Population: 1.8 million
Pros: Great location and sense of community.
Cons: Hard to attract talent, often have to travel to meet big clients.
What to expect: An entrepreneurial, supportive community that values personal connections.
We caught up with Lisa Clunie, founder and owner of Thrive Studios, Paul Hemmings, founder and director of Check 4 Houses, and Matt Oxley, director and co-founder of DotLabel, to find out more about their experiences of running a business in Hampshire.
What are the best things about doing business in Hampshire?
Matt Oxley: We have some great universities producing creative and technical talent, including Winchester, Southampton and Portsmouth, which gives us a good talent pool to hire from.
Hampshire is also in a great location – close to London and the South Coast. There are direct and regular trains into Waterloo or the option of the M3. The wider area provides a great choice of rural, semi-rural and urban locations. You can set up your business in one of our many cities, towns and villages; Hampshire really caters for all tastes.
And the county has a real community feel. We are located in Basingstoke, where there is a hub of large corporates working alongside SME businesses. It’s wonderful to be part of a thriving and supportive Marketing and Tech community. I recently spoke at the Digital Hampshire event, designed to bring marketers and business owners together to learn more about growing their business through digital marketing.

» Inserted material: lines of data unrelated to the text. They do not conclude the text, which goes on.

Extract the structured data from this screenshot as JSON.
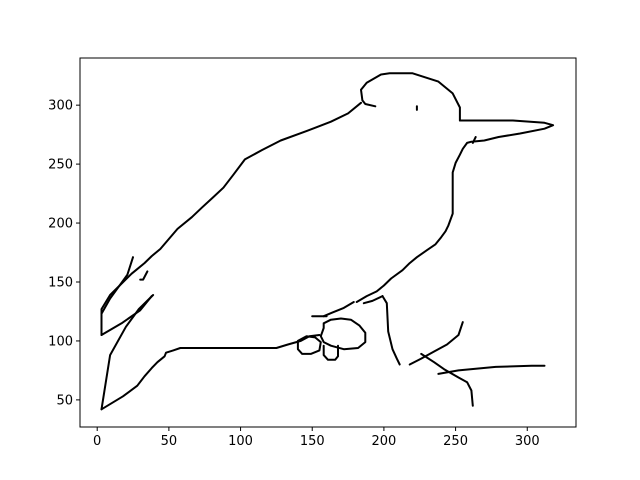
{
  "chart_data": {
    "type": "line",
    "title": "",
    "xlabel": "",
    "ylabel": "",
    "xlim": [
      -12,
      334
    ],
    "ylim": [
      27,
      340
    ],
    "grid": false,
    "legend": "none",
    "line_color": "#000000",
    "x_ticks": [
      0,
      50,
      100,
      150,
      200,
      250,
      300
    ],
    "y_ticks": [
      50,
      100,
      150,
      200,
      250,
      300
    ],
    "x_tick_labels": [
      "0",
      "50",
      "100",
      "150",
      "200",
      "250",
      "300"
    ],
    "y_tick_labels": [
      "50",
      "100",
      "150",
      "200",
      "250",
      "300"
    ],
    "series": [
      {
        "values": [
          [
            3,
            42
          ],
          [
            18,
            53
          ],
          [
            28,
            62
          ],
          [
            33,
            70
          ],
          [
            38,
            77
          ],
          [
            42,
            82
          ],
          [
            47,
            87
          ],
          [
            48,
            90
          ],
          [
            53,
            92
          ],
          [
            58,
            94
          ],
          [
            95,
            94
          ],
          [
            110,
            94
          ],
          [
            125,
            94
          ],
          [
            133,
            97
          ],
          [
            142,
            100
          ],
          [
            148,
            104
          ],
          [
            155,
            105
          ]
        ]
      },
      {
        "values": [
          [
            3,
            42
          ],
          [
            9,
            88
          ],
          [
            20,
            112
          ],
          [
            29,
            127
          ],
          [
            39,
            139
          ]
        ]
      },
      {
        "values": [
          [
            3,
            105
          ],
          [
            3,
            127
          ],
          [
            9,
            139
          ],
          [
            19,
            151
          ],
          [
            24,
            157
          ],
          [
            27,
            160
          ],
          [
            33,
            166
          ],
          [
            38,
            172
          ],
          [
            44,
            178
          ],
          [
            56,
            195
          ],
          [
            66,
            205
          ],
          [
            73,
            213
          ],
          [
            81,
            222
          ],
          [
            88,
            230
          ],
          [
            95,
            241
          ],
          [
            103,
            254
          ],
          [
            115,
            262
          ],
          [
            128,
            270
          ],
          [
            146,
            278
          ],
          [
            163,
            286
          ],
          [
            175,
            293
          ],
          [
            184,
            302
          ]
        ]
      },
      {
        "values": [
          [
            3,
            105
          ],
          [
            17,
            115
          ],
          [
            30,
            126
          ],
          [
            38,
            138
          ]
        ]
      },
      {
        "values": [
          [
            3,
            123
          ],
          [
            9,
            136
          ],
          [
            15,
            146
          ],
          [
            21,
            156
          ],
          [
            25,
            171
          ]
        ]
      },
      {
        "values": [
          [
            194,
            299
          ],
          [
            187,
            301
          ],
          [
            185,
            304
          ],
          [
            184,
            313
          ],
          [
            188,
            319
          ],
          [
            198,
            326
          ],
          [
            204,
            327
          ],
          [
            220,
            327
          ],
          [
            238,
            320
          ],
          [
            248,
            310
          ],
          [
            253,
            298
          ],
          [
            253,
            287
          ]
        ]
      },
      {
        "values": [
          [
            253,
            287
          ],
          [
            290,
            287
          ],
          [
            312,
            285
          ],
          [
            318,
            283
          ],
          [
            312,
            280
          ],
          [
            295,
            276
          ],
          [
            280,
            273
          ],
          [
            270,
            270
          ],
          [
            261,
            269
          ],
          [
            258,
            268
          ],
          [
            255,
            263
          ],
          [
            253,
            258
          ],
          [
            250,
            251
          ],
          [
            248,
            243
          ],
          [
            248,
            208
          ],
          [
            245,
            198
          ],
          [
            243,
            193
          ],
          [
            240,
            188
          ],
          [
            236,
            182
          ],
          [
            230,
            177
          ],
          [
            223,
            171
          ],
          [
            218,
            166
          ],
          [
            213,
            160
          ],
          [
            205,
            153
          ],
          [
            200,
            147
          ],
          [
            195,
            142
          ],
          [
            188,
            138
          ],
          [
            181,
            133
          ]
        ]
      },
      {
        "values": [
          [
            179,
            133
          ],
          [
            172,
            128
          ],
          [
            164,
            124
          ],
          [
            158,
            121
          ]
        ]
      },
      {
        "values": [
          [
            158,
            115
          ],
          [
            163,
            118
          ],
          [
            170,
            119
          ],
          [
            177,
            118
          ],
          [
            183,
            113
          ],
          [
            187,
            107
          ],
          [
            187,
            99
          ],
          [
            182,
            94
          ],
          [
            172,
            93
          ],
          [
            163,
            96
          ],
          [
            158,
            99
          ],
          [
            156,
            104
          ],
          [
            158,
            111
          ],
          [
            158,
            115
          ]
        ]
      },
      {
        "values": [
          [
            140,
            100
          ],
          [
            146,
            104
          ],
          [
            152,
            103
          ],
          [
            156,
            99
          ],
          [
            155,
            92
          ],
          [
            149,
            89
          ],
          [
            143,
            89
          ],
          [
            140,
            93
          ],
          [
            140,
            100
          ]
        ]
      },
      {
        "values": [
          [
            158,
            96
          ],
          [
            158,
            88
          ],
          [
            161,
            84
          ],
          [
            166,
            84
          ],
          [
            168,
            87
          ],
          [
            168,
            96
          ]
        ]
      },
      {
        "values": [
          [
            218,
            80
          ],
          [
            226,
            85
          ],
          [
            235,
            91
          ],
          [
            244,
            97
          ],
          [
            252,
            105
          ],
          [
            255,
            116
          ]
        ]
      },
      {
        "values": [
          [
            226,
            89
          ],
          [
            235,
            82
          ],
          [
            242,
            76
          ],
          [
            252,
            69
          ],
          [
            258,
            65
          ],
          [
            261,
            58
          ],
          [
            262,
            45
          ]
        ]
      },
      {
        "values": [
          [
            238,
            72
          ],
          [
            252,
            75
          ],
          [
            278,
            78
          ],
          [
            303,
            79
          ],
          [
            312,
            79
          ]
        ]
      },
      {
        "values": [
          [
            199,
            138
          ],
          [
            202,
            132
          ],
          [
            203,
            108
          ],
          [
            206,
            93
          ],
          [
            209,
            85
          ],
          [
            211,
            80
          ]
        ]
      },
      {
        "values": [
          [
            186,
            132
          ],
          [
            192,
            134
          ],
          [
            199,
            138
          ]
        ]
      },
      {
        "values": [
          [
            150,
            121
          ],
          [
            160,
            121
          ]
        ]
      },
      {
        "values": [
          [
            262,
            268
          ],
          [
            264,
            273
          ]
        ]
      },
      {
        "values": [
          [
            223,
            296
          ],
          [
            223,
            299
          ]
        ]
      },
      {
        "values": [
          [
            30,
            152
          ],
          [
            32,
            152
          ],
          [
            35,
            159
          ]
        ]
      }
    ]
  }
}
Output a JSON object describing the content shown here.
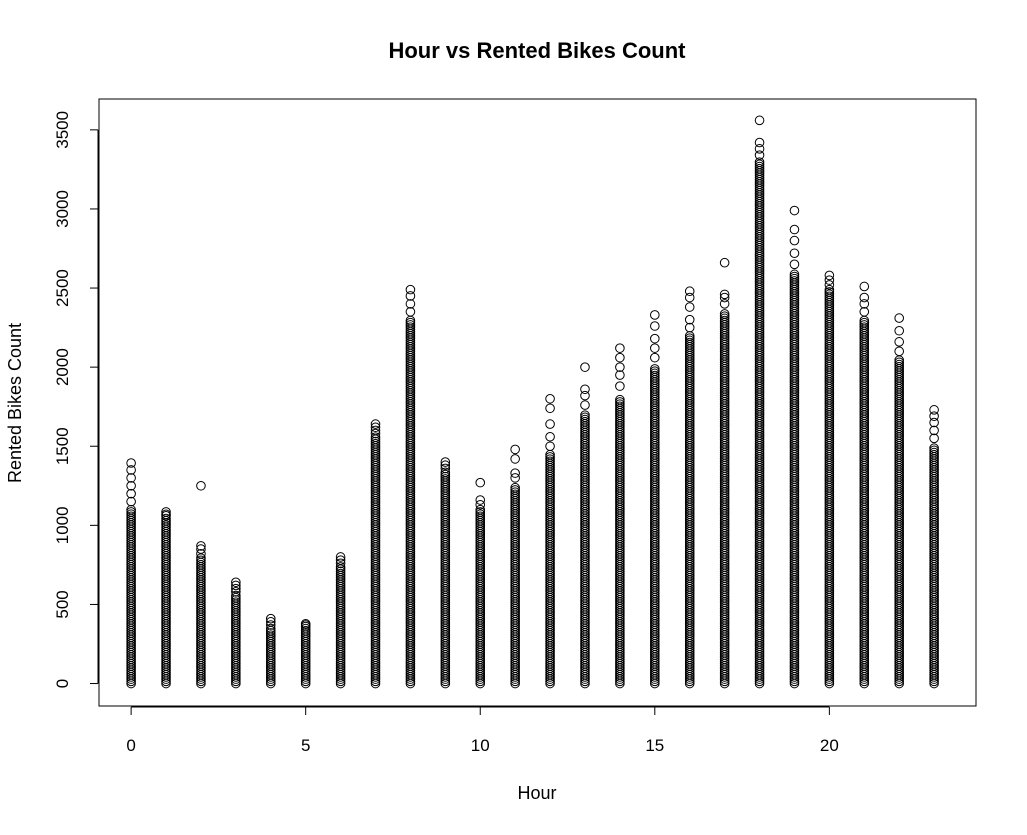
{
  "chart_data": {
    "type": "scatter",
    "title": "Hour vs Rented Bikes Count",
    "xlabel": "Hour",
    "ylabel": "Rented Bikes Count",
    "xlim": [
      -0.92,
      24.2
    ],
    "ylim": [
      -142,
      3695
    ],
    "xticks": [
      0,
      5,
      10,
      15,
      20
    ],
    "yticks": [
      0,
      500,
      1000,
      1500,
      2000,
      2500,
      3000,
      3500
    ],
    "marker": "open-circle",
    "grid": false,
    "legend": "none",
    "hours": [
      {
        "x": 0,
        "min": 0,
        "dense_max": 1100,
        "max": 1394,
        "outliers": [
          1150,
          1200,
          1250,
          1300,
          1350,
          1394
        ]
      },
      {
        "x": 1,
        "min": 0,
        "dense_max": 1050,
        "max": 1085,
        "outliers": [
          1060,
          1070,
          1085
        ]
      },
      {
        "x": 2,
        "min": 0,
        "dense_max": 800,
        "max": 1250,
        "outliers": [
          820,
          850,
          870,
          1250
        ]
      },
      {
        "x": 3,
        "min": 0,
        "dense_max": 560,
        "max": 640,
        "outliers": [
          580,
          600,
          620,
          640
        ]
      },
      {
        "x": 4,
        "min": 0,
        "dense_max": 350,
        "max": 410,
        "outliers": [
          370,
          390,
          410
        ]
      },
      {
        "x": 5,
        "min": 0,
        "dense_max": 350,
        "max": 378,
        "outliers": [
          360,
          370,
          378
        ]
      },
      {
        "x": 6,
        "min": 0,
        "dense_max": 740,
        "max": 800,
        "outliers": [
          760,
          780,
          800
        ]
      },
      {
        "x": 7,
        "min": 0,
        "dense_max": 1560,
        "max": 1640,
        "outliers": [
          1580,
          1600,
          1620,
          1640
        ]
      },
      {
        "x": 8,
        "min": 0,
        "dense_max": 2300,
        "max": 2490,
        "outliers": [
          2350,
          2400,
          2450,
          2490
        ]
      },
      {
        "x": 9,
        "min": 0,
        "dense_max": 1340,
        "max": 1400,
        "outliers": [
          1360,
          1380,
          1400
        ]
      },
      {
        "x": 10,
        "min": 0,
        "dense_max": 1100,
        "max": 1270,
        "outliers": [
          1130,
          1160,
          1270
        ]
      },
      {
        "x": 11,
        "min": 0,
        "dense_max": 1250,
        "max": 1480,
        "outliers": [
          1300,
          1330,
          1420,
          1480
        ]
      },
      {
        "x": 12,
        "min": 0,
        "dense_max": 1450,
        "max": 1800,
        "outliers": [
          1500,
          1560,
          1640,
          1740,
          1800
        ]
      },
      {
        "x": 13,
        "min": 0,
        "dense_max": 1700,
        "max": 2000,
        "outliers": [
          1760,
          1820,
          1860,
          2000
        ]
      },
      {
        "x": 14,
        "min": 0,
        "dense_max": 1800,
        "max": 2120,
        "outliers": [
          1880,
          1950,
          2000,
          2060,
          2120
        ]
      },
      {
        "x": 15,
        "min": 0,
        "dense_max": 2000,
        "max": 2330,
        "outliers": [
          2060,
          2120,
          2180,
          2260,
          2330
        ]
      },
      {
        "x": 16,
        "min": 0,
        "dense_max": 2200,
        "max": 2480,
        "outliers": [
          2250,
          2300,
          2380,
          2440,
          2480
        ]
      },
      {
        "x": 17,
        "min": 0,
        "dense_max": 2350,
        "max": 2660,
        "outliers": [
          2400,
          2440,
          2460,
          2660
        ]
      },
      {
        "x": 18,
        "min": 0,
        "dense_max": 3300,
        "max": 3560,
        "outliers": [
          3340,
          3380,
          3420,
          3560
        ]
      },
      {
        "x": 19,
        "min": 0,
        "dense_max": 2600,
        "max": 2990,
        "outliers": [
          2650,
          2720,
          2800,
          2870,
          2990
        ]
      },
      {
        "x": 20,
        "min": 0,
        "dense_max": 2500,
        "max": 2580,
        "outliers": [
          2520,
          2550,
          2580
        ]
      },
      {
        "x": 21,
        "min": 0,
        "dense_max": 2300,
        "max": 2510,
        "outliers": [
          2350,
          2400,
          2440,
          2510
        ]
      },
      {
        "x": 22,
        "min": 0,
        "dense_max": 2050,
        "max": 2310,
        "outliers": [
          2100,
          2160,
          2230,
          2310
        ]
      },
      {
        "x": 23,
        "min": 0,
        "dense_max": 1500,
        "max": 1730,
        "outliers": [
          1550,
          1600,
          1650,
          1690,
          1730
        ]
      }
    ]
  }
}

Lisa Clunie: The people are brilliant. I have met so many creative and technical experts, as well as worked with many inspiring business owners. There is also still a real sense of community. Particularly in our local town of Fleet in North East Hampshire I have worked on the committee to launch the first ever Fleet Food Festival, the first Fleet Fashion Week and our hugely popular annual Christmas Festival. We are all proud of our local area and are keen to put on great events that bring people together.
Paul Hemmings: Hampshire is a great county to do business in with a real mix of major cities and towns as well as rolling English countryside. Since I started my online estate agency business in 2010 I have found the local community hugely supportive. They value honesty, transparency and are open to change. There are more and more people running their own businesses and keen to support each other.
What are the downsides?
MO: While there’s a lot of talent coming out of the universities, many people are drawn to London because of the easy commute. It’s also easier to recruit staff when you are based in London, especially when looking for User Experience (UX) professionals, a role that we are currently recruiting for.
There are actually many good specialist agencies around Hampshire that have all the expertise and experience of a London-based digital and UX agency. We, for example, work on big brand names like Hendricks Gin, The Balvenie, Barclays and Anthony Nolan; and we do it at a lower cost compared to London agencies
LC: Though there are many businesses based in Hampshire, we do have to travel into London to meet with larger clients. I sometimes miss the buzz of the big city – London is such a vibrant community.
PH: As with many increasingly urban areas, traffic and parking are issues that can make the day job that much harder.
How would you describe the business culture of Hampshire?
MO: Supportive business community - the Hampshire Chamber of Commerce brings businesses together from across the county to share knowledge and encourage growth.
Friendly and competitive culture - We regularly network with other agency owners in the area.
Collaborative spirit - we work with other local specialist agencies.
LC: I think it is quite entrepreneurial. We have worked with many start-ups over the years from childrenswear retailers to chocolatiers and interior designers to IT consultancies. All of our clients recognise the importance of branding – communicating a consistent message to the right audience at the right time.
PH: I think the culture is a real mix of modern day innovation with traditional values. Particularly in an industry such as estate agency, word of mouth recommendations are still our most effective marketing tool, despite the prevalence of social media. People still value personal relationships with real people that support them through what can be a stressful and emotional process of buying and selling property.
What advice would you have for anyone thinking of starting a business in Hampshire?
MO: Choose your location wisely – while a converted barn in a field seems like an ideal setting, it may affect your recruitment if employees need to use public transport. You might also want to consider being closer to other businesses which will help with networking and building relationships.
Choose other local businesses as your suppliers – by supporting each other we can help strengthen the business community in Hampshire even more.
Your staff is important – consider staff parking and access to major transport links like the motorway and tramline.
LC: Really think about what makes you or your business idea different and find out everything about the customers or clients you want. This will enable you to speak to them directly and tell them how you can solve their problems. Also don’t be afraid to ask others for help. There are lots of local networking events which I have found really useful – both for winning new clients as well as meeting new suppliers and contacts. People are keen to support each other and work together to create a dynamic business community.
PH: Make sure you research your local market carefully. There are some major differences in regional areas as well as external influences such as Army, RAF and Navy centres. It’s a really diverse mix which offers many opportunities. Don’t be afraid to get out there and meet people at local networking events. You may find some real supporters.